Tron founder Justin Sun has launched a scathing public attack against World Liberty Financial (WLFI), a cryptocurrency project linked to Donald Trump, labeling its governance proposal as "one of the most absurd governance scams" he has ever witnessed. In detailed posts on X, Sun criticized a proposal that would impact over 62 billion WLFI tokens, calling its mechanisms coercive and fundamentally opposed to decentralized principles.
The controversial proposal, described by WLFI as a "governance alignment signal," outlines a new vesting structure. For advisors, institutions, partners, founders, and team members holding 45.23 billion tokens, it proposes a two-year cliff followed by a three-year linear vesting schedule, coupled with a 10% token burn that could destroy up to 4.52 billion tokens. Early supporters holding 17.04 billion tokens would face a two-year cliff and a two-year linear vest, with no burn. Crucially, holders who vote against the proposal or do not accept the new terms would see their tokens locked indefinitely under existing conditions, with no defined unlock mechanism.

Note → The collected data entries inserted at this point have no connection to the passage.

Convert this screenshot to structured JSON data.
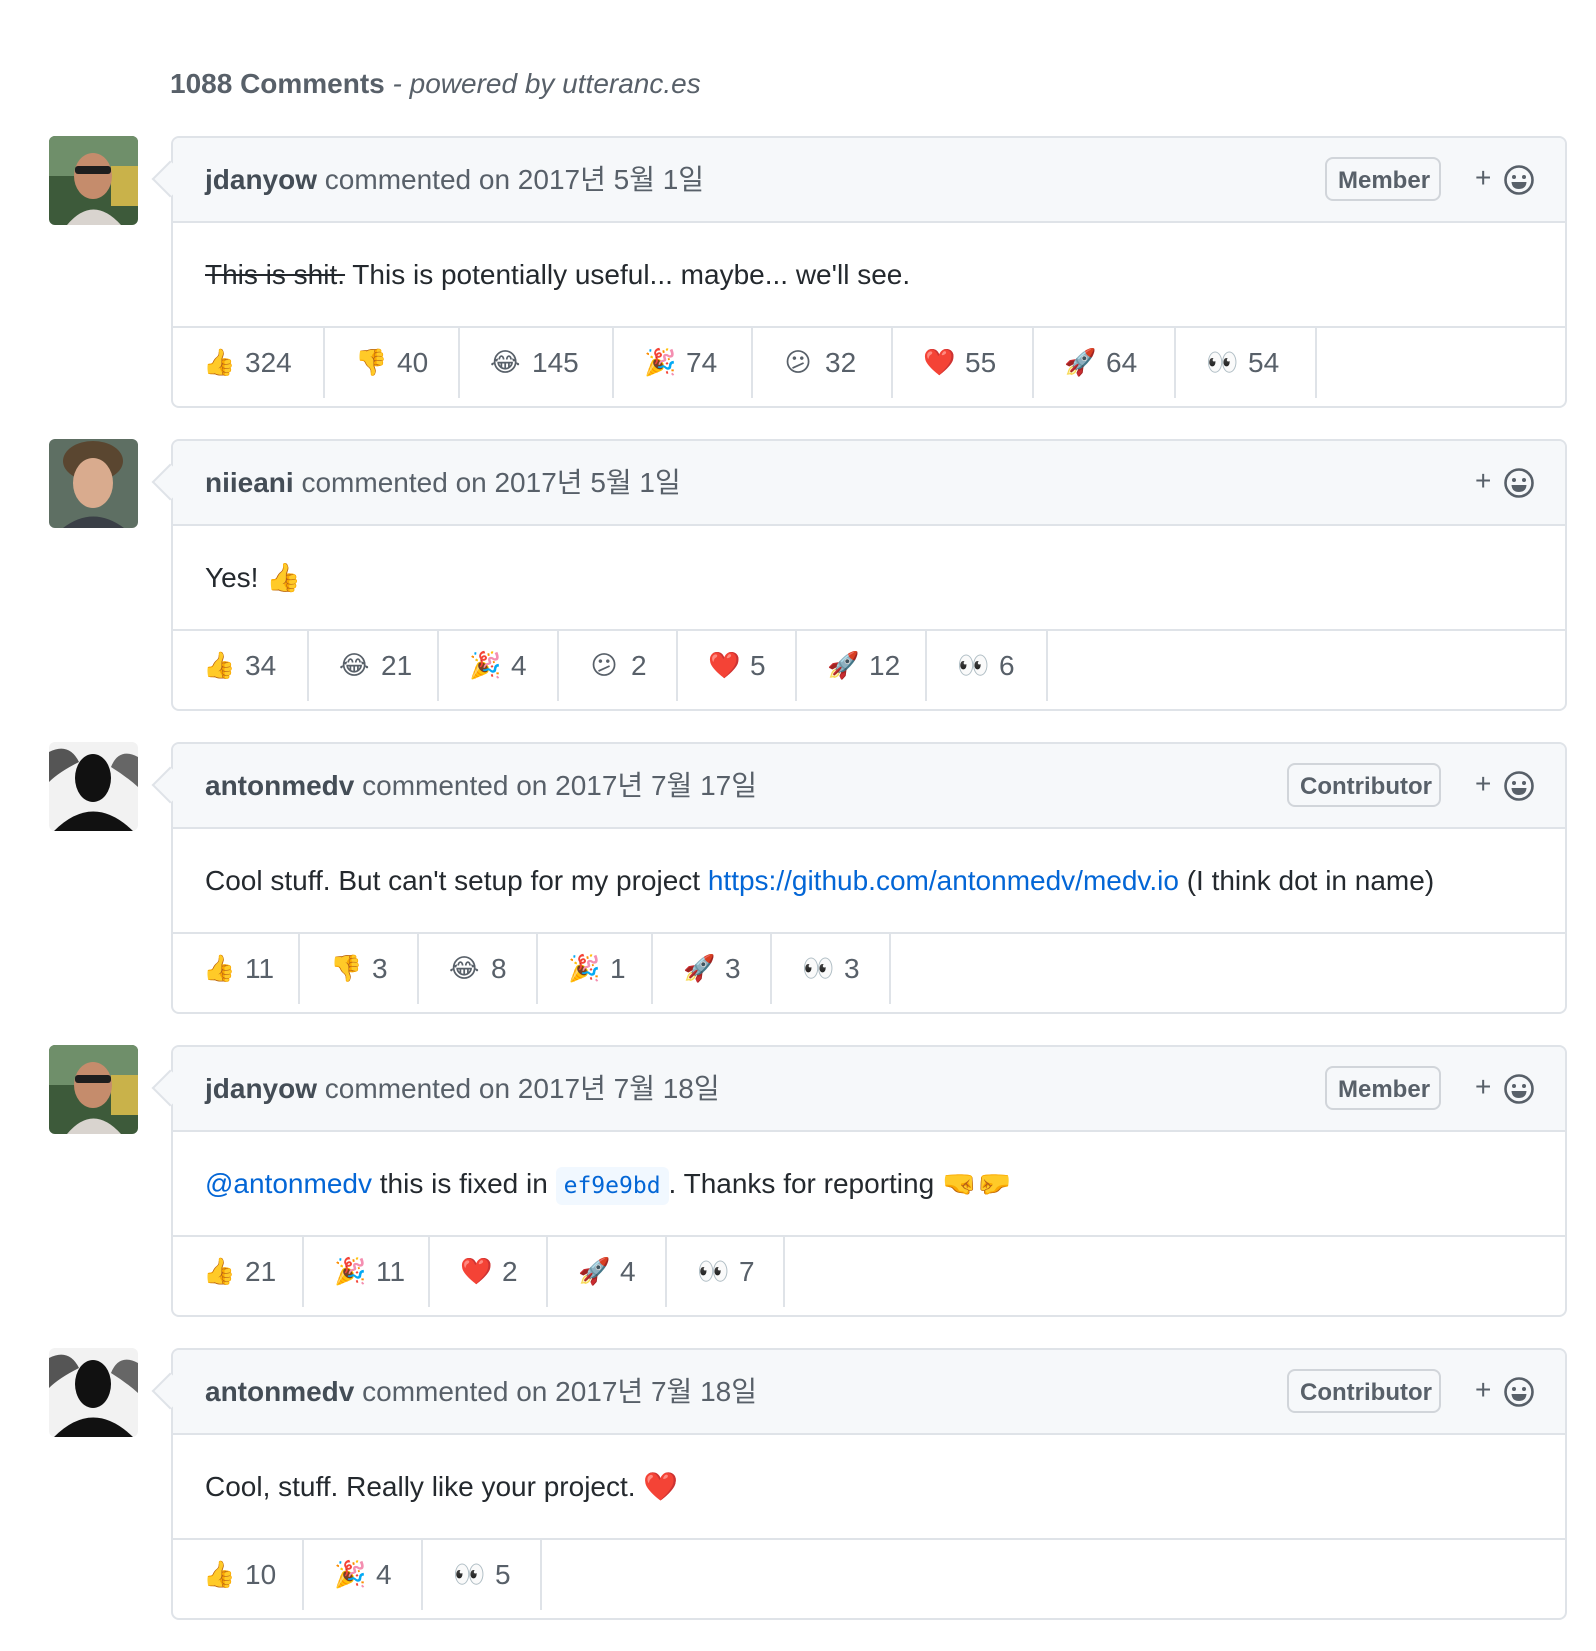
{
  "header": {
    "count_label": "1088 Comments",
    "powered_label": " - powered by utteranc.es"
  },
  "comments": [
    {
      "author": "jdanyow",
      "commented_label": "commented",
      "date_label": "on 2017년 5월 1일",
      "role": "Member",
      "avatar_icon": "avatar-jdanyow",
      "body": {
        "strike": "This is shit.",
        "text": " This is potentially useful... maybe... we'll see."
      },
      "reactions": [
        {
          "icon": "thumbs-up-icon",
          "glyph": "👍",
          "count": "324"
        },
        {
          "icon": "thumbs-down-icon",
          "glyph": "👎",
          "count": "40"
        },
        {
          "icon": "laugh-icon",
          "glyph": "😂",
          "count": "145"
        },
        {
          "icon": "hooray-icon",
          "glyph": "🎉",
          "count": "74"
        },
        {
          "icon": "confused-icon",
          "glyph": "😕",
          "count": "32"
        },
        {
          "icon": "heart-icon",
          "glyph": "❤️",
          "count": "55"
        },
        {
          "icon": "rocket-icon",
          "glyph": "🚀",
          "count": "64"
        },
        {
          "icon": "eyes-icon",
          "glyph": "👀",
          "count": "54"
        }
      ]
    },
    {
      "author": "niieani",
      "commented_label": "commented",
      "date_label": "on 2017년 5월 1일",
      "role": "",
      "avatar_icon": "avatar-niieani",
      "body": {
        "text": "Yes! 👍"
      },
      "reactions": [
        {
          "icon": "thumbs-up-icon",
          "glyph": "👍",
          "count": "34"
        },
        {
          "icon": "laugh-icon",
          "glyph": "😂",
          "count": "21"
        },
        {
          "icon": "hooray-icon",
          "glyph": "🎉",
          "count": "4"
        },
        {
          "icon": "confused-icon",
          "glyph": "😕",
          "count": "2"
        },
        {
          "icon": "heart-icon",
          "glyph": "❤️",
          "count": "5"
        },
        {
          "icon": "rocket-icon",
          "glyph": "🚀",
          "count": "12"
        },
        {
          "icon": "eyes-icon",
          "glyph": "👀",
          "count": "6"
        }
      ]
    },
    {
      "author": "antonmedv",
      "commented_label": "commented",
      "date_label": "on 2017년 7월 17일",
      "role": "Contributor",
      "avatar_icon": "avatar-antonmedv",
      "body": {
        "text": "Cool stuff. But can't setup for my project ",
        "link": "https://github.com/antonmedv/medv.io",
        "after": " (I think dot in name)"
      },
      "reactions": [
        {
          "icon": "thumbs-up-icon",
          "glyph": "👍",
          "count": "11"
        },
        {
          "icon": "thumbs-down-icon",
          "glyph": "👎",
          "count": "3"
        },
        {
          "icon": "laugh-icon",
          "glyph": "😂",
          "count": "8"
        },
        {
          "icon": "hooray-icon",
          "glyph": "🎉",
          "count": "1"
        },
        {
          "icon": "rocket-icon",
          "glyph": "🚀",
          "count": "3"
        },
        {
          "icon": "eyes-icon",
          "glyph": "👀",
          "count": "3"
        }
      ]
    },
    {
      "author": "jdanyow",
      "commented_label": "commented",
      "date_label": "on 2017년 7월 18일",
      "role": "Member",
      "avatar_icon": "avatar-jdanyow",
      "body": {
        "mention": "@antonmedv",
        "text": " this is fixed in ",
        "code": "ef9e9bd",
        "after": ". Thanks for reporting 🤜🤛"
      },
      "reactions": [
        {
          "icon": "thumbs-up-icon",
          "glyph": "👍",
          "count": "21"
        },
        {
          "icon": "hooray-icon",
          "glyph": "🎉",
          "count": "11"
        },
        {
          "icon": "heart-icon",
          "glyph": "❤️",
          "count": "2"
        },
        {
          "icon": "rocket-icon",
          "glyph": "🚀",
          "count": "4"
        },
        {
          "icon": "eyes-icon",
          "glyph": "👀",
          "count": "7"
        }
      ]
    },
    {
      "author": "antonmedv",
      "commented_label": "commented",
      "date_label": "on 2017년 7월 18일",
      "role": "Contributor",
      "avatar_icon": "avatar-antonmedv",
      "body": {
        "text": "Cool, stuff. Really like your project. ❤️"
      },
      "reactions": [
        {
          "icon": "thumbs-up-icon",
          "glyph": "👍",
          "count": "10"
        },
        {
          "icon": "hooray-icon",
          "glyph": "🎉",
          "count": "4"
        },
        {
          "icon": "eyes-icon",
          "glyph": "👀",
          "count": "5"
        }
      ]
    }
  ],
  "colors": {
    "link": "#0366d6",
    "header_bg": "#f6f8fa",
    "border": "#dfe3e8",
    "muted_text": "#586069"
  },
  "add_reaction": {
    "plus_label": "+",
    "icon": "smiley-icon"
  }
}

Sun, who invested $75 million in WLFI and is its largest backer, claims he has been personally excluded from the voting process. He states that despite controlling approximately 4% of the voting power, his tokens have been frozen, preventing his participation. He alleges that multiple other holders with significant voting rights are similarly blocked, while the project team retains the authority to decide who can vote. "This is not a governance vote. This is a performance where the police have already barricaded the doors of parliament and only let their own people inside to raise their hands," Sun wrote. "The voter pool has been purged. Only yes votes remain."

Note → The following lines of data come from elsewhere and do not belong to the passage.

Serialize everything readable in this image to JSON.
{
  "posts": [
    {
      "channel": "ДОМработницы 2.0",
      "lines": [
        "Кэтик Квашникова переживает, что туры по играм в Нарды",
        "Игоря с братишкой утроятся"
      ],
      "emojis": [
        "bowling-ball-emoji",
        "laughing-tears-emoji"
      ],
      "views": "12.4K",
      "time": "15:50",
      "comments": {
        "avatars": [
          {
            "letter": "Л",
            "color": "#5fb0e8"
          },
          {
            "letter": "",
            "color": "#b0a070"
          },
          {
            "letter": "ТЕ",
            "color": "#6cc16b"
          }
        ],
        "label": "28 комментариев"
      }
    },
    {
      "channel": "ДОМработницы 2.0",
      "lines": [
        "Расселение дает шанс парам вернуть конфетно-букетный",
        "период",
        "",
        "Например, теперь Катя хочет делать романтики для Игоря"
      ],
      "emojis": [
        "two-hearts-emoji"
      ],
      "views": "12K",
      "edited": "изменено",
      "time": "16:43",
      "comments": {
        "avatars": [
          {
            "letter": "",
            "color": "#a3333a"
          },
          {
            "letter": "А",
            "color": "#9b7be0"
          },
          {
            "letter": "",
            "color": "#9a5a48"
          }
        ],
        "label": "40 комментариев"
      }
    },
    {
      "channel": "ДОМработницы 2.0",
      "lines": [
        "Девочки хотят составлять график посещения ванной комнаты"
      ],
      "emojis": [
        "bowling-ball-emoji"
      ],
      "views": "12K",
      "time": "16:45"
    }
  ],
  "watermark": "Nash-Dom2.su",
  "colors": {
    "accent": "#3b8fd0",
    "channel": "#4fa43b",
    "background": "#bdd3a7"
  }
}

Beyond the vote, Sun raised severe concerns about WLFI's underlying control structure. He asserted that authority over the project's smart contracts resides with a 3-of-5 anonymous multisignature group and a single anonymous guardian account capable of blacklisting addresses. These unidentified actors, Sun argued, can override governance outcomes and execute changes directly at the contract level. "The so-called governance proposals, on-chain votes, and community discussions are all just theater. This isn't decentralized governance; it's dictatorship dressed in DAO clothing," he added.

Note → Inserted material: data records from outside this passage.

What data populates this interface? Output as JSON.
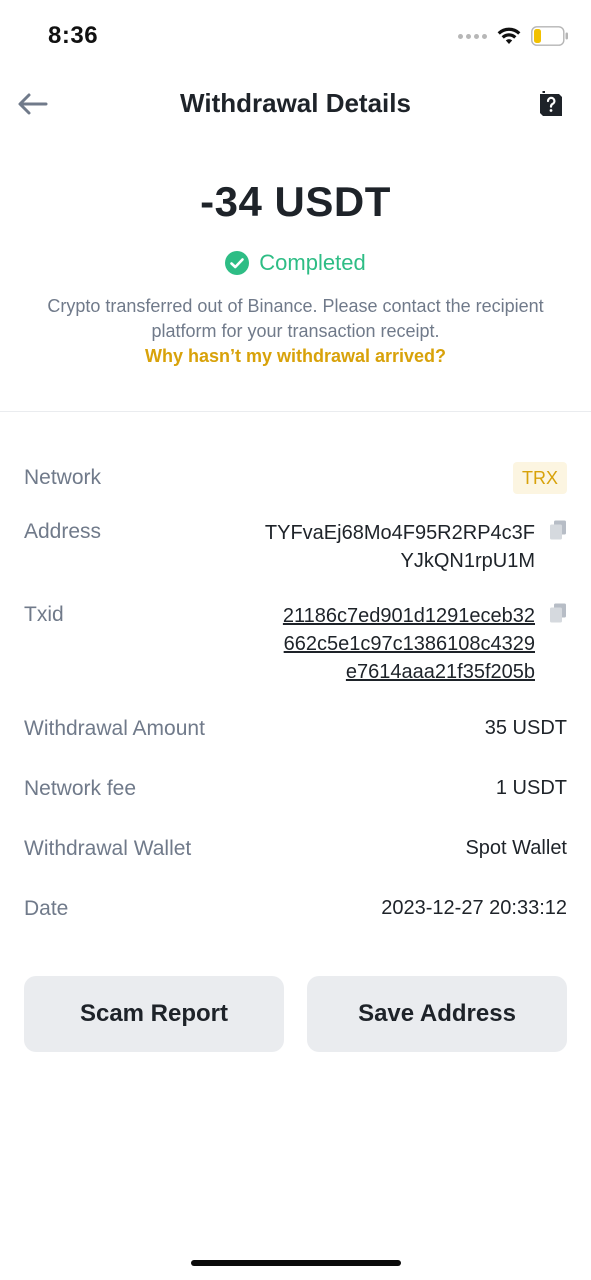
{
  "status_bar": {
    "time": "8:36"
  },
  "header": {
    "title": "Withdrawal Details"
  },
  "summary": {
    "amount": "-34 USDT",
    "status": "Completed",
    "info": "Crypto transferred out of Binance. Please contact the recipient platform for your transaction receipt.",
    "help_link": "Why hasn’t my withdrawal arrived?"
  },
  "details": {
    "network": {
      "label": "Network",
      "value": "TRX"
    },
    "address": {
      "label": "Address",
      "lines": [
        "TYFvaEj68Mo4F95R2RP4c3F",
        "YJkQN1rpU1M"
      ]
    },
    "txid": {
      "label": "Txid",
      "lines": [
        "21186c7ed901d1291eceb32",
        "662c5e1c97c1386108c4329",
        "e7614aaa21f35f205b"
      ]
    },
    "withdrawal_amount": {
      "label": "Withdrawal Amount",
      "value": "35 USDT"
    },
    "network_fee": {
      "label": "Network fee",
      "value": "1 USDT"
    },
    "withdrawal_wallet": {
      "label": "Withdrawal Wallet",
      "value": "Spot Wallet"
    },
    "date": {
      "label": "Date",
      "value": "2023-12-27 20:33:12"
    }
  },
  "actions": {
    "scam_report": "Scam Report",
    "save_address": "Save Address"
  },
  "colors": {
    "success": "#2ebd85",
    "accent": "#d8a20a",
    "muted": "#707a8a",
    "text": "#1e2329",
    "button_bg": "#eaecef"
  },
  "icons": [
    "wifi-icon",
    "battery-icon",
    "back-arrow-icon",
    "help-document-icon",
    "check-circle-icon",
    "copy-icon"
  ]
}
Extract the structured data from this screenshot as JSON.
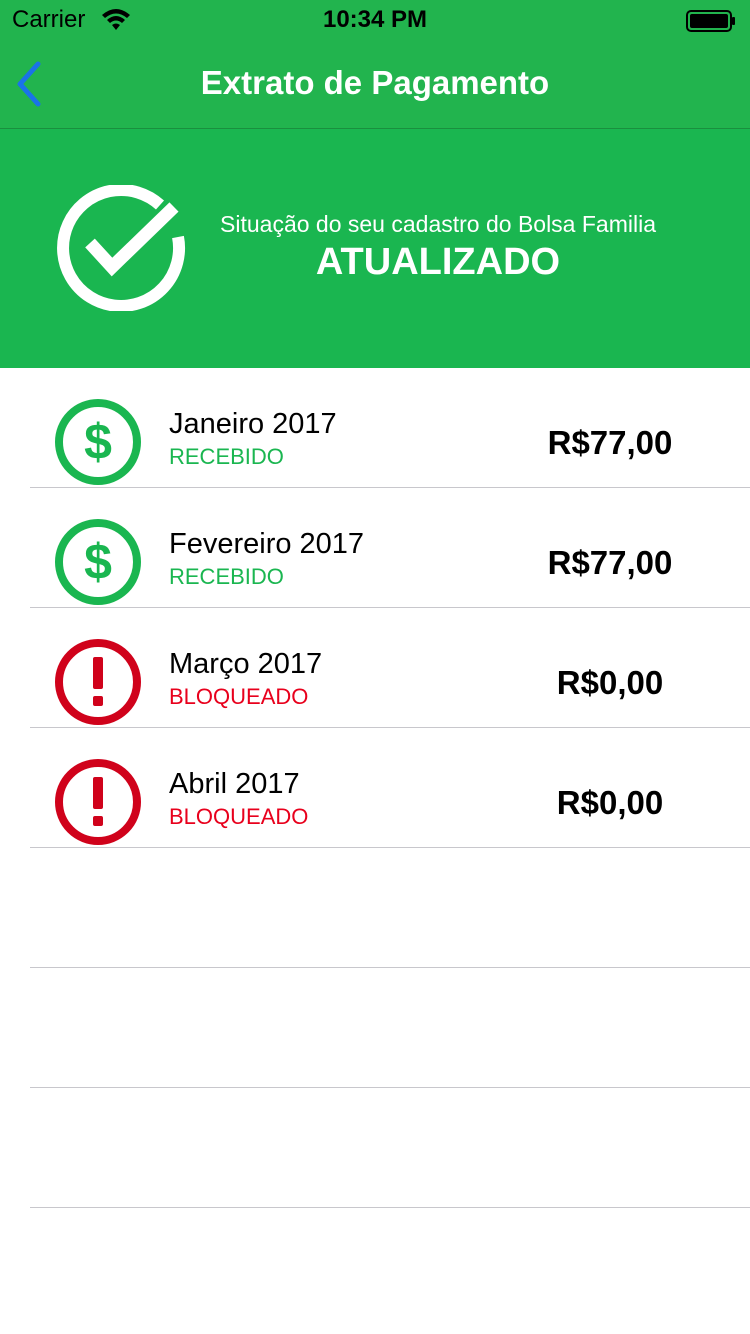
{
  "status_bar": {
    "carrier": "Carrier",
    "time": "10:34 PM",
    "wifi_icon": "wifi-icon",
    "battery_icon": "battery-icon"
  },
  "nav": {
    "title": "Extrato de Pagamento",
    "back_icon": "chevron-left-icon",
    "accent_color": "#1a73e8"
  },
  "banner": {
    "icon": "check-circle-icon",
    "subtitle": "Situação do seu cadastro do Bolsa Familia",
    "status": "ATUALIZADO",
    "background": "#1ab650"
  },
  "payments": [
    {
      "month": "Janeiro 2017",
      "status": "RECEBIDO",
      "amount": "R$77,00",
      "icon": "dollar-circle-icon",
      "status_color": "#1ab650"
    },
    {
      "month": "Fevereiro 2017",
      "status": "RECEBIDO",
      "amount": "R$77,00",
      "icon": "dollar-circle-icon",
      "status_color": "#1ab650"
    },
    {
      "month": "Março 2017",
      "status": "BLOQUEADO",
      "amount": "R$0,00",
      "icon": "exclamation-circle-icon",
      "status_color": "#d0021b"
    },
    {
      "month": "Abril 2017",
      "status": "BLOQUEADO",
      "amount": "R$0,00",
      "icon": "exclamation-circle-icon",
      "status_color": "#d0021b"
    }
  ]
}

This public feud escalates earlier accusations Sun made against WLFI. Earlier in the week, he flagged issues regarding hidden control mechanisms, supported by on-chain analysis from blockchain researcher banteg. The analysis indicated that WLFI's token contracts were updated after Sun's investment to include a blacklist function and a "batch reallocation" mechanism, which WLFI stated was meant to recover funds lost to scams. Sun claims he was not informed about these controls, which allow certain addresses to restrict or reallocate tokens.
The proposal is set for a vote one week after its posting. WLFI has stated its goals are to boost long-term governance participation and reduce circulating supply through token burns and extended lockups. However, the backlash from its largest investor highlights a significant conflict over transparency, decentralization, and investor rights in the project.